GR: Well, one, I’m surprised that we have such a passionate and extremely (hard-working) distributor. There was a much larger company that wanted to bid on it and get it, but we would have been like a salami in their shop. But this one is a new one, (Cinedigm) Susan Margolin, who is the co-President, and Emily Rothschild, who just had a baby on my daughter’s birthday- and Laura and Jeff, I mean, these people are like gold. And they don’t have ten other films to deal with. They have a lot of other stuff going on, but it’s in another dimension., They’ve really gone to the wall. I’ve had so many pre-screenings of films for press. I can’t organize that! But we had 25 screenings, coast-to-coast. And with Steven (Soderberg) coming on board, everybody knows that dude! He calls someone, and they pay attention. He truly lives the film, and his commitment is to do everything possible to make sure it gets a shot- being “in the ring, ” so it can be seen. So, that’s blowing my mind, What the reaction is, it’s hard to say…
JK: We’ve had hugely positive response, and reviews… When we screened it a Toronto Film Festival, people stayed for the entire thing. Steven said, “More people walked out of Magic Mike than this one!”
Godfrey, how do you really feel about technology?

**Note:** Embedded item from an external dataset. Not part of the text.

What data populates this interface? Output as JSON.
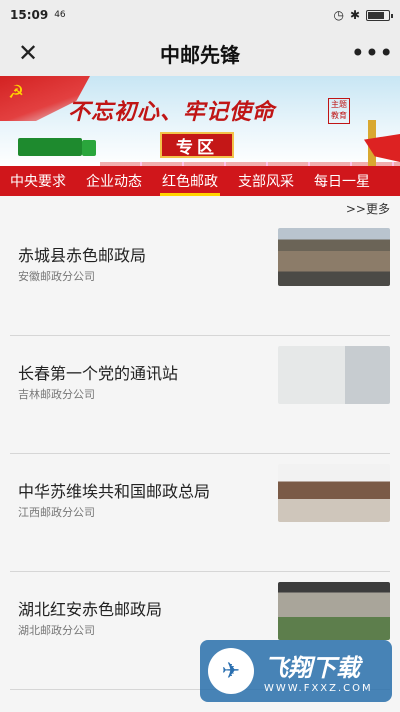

GR: It depends on which personality you’re talking to! No, but I have a clear point of view. On the one hand, I think it’s one of the most misunderstood subjects on the planet. Two, I think we face a danger that is unspeakable, unsayable, even- it’s the vivid unknown. All we know about technology is from the people that make it, and all they want to do is sell it. So, we have no real point of view about it: Technology is not something we use, it’s something we live- it’s ubiquitous as the air we breathe in the natural environment, and in fact, it has replaced the natural environment as our host of life. It is now the environment that we live in- the great acceleration, the effect of human on the world we live in. It’s all human-made, although humans aren’t driving it anymore: We think we’re in charge, but we’ve created a Frankenstein- not Hollywood’s version, but Mary Shelly’s version- something that has a life of its own, that’s autonomous. Its determinance has us along for the ride. So, we’re like strapped in, and we’re on for the ride. I guess I’m saying that it’s not the effect of technology on the way we live, it’s that technology IS what we live.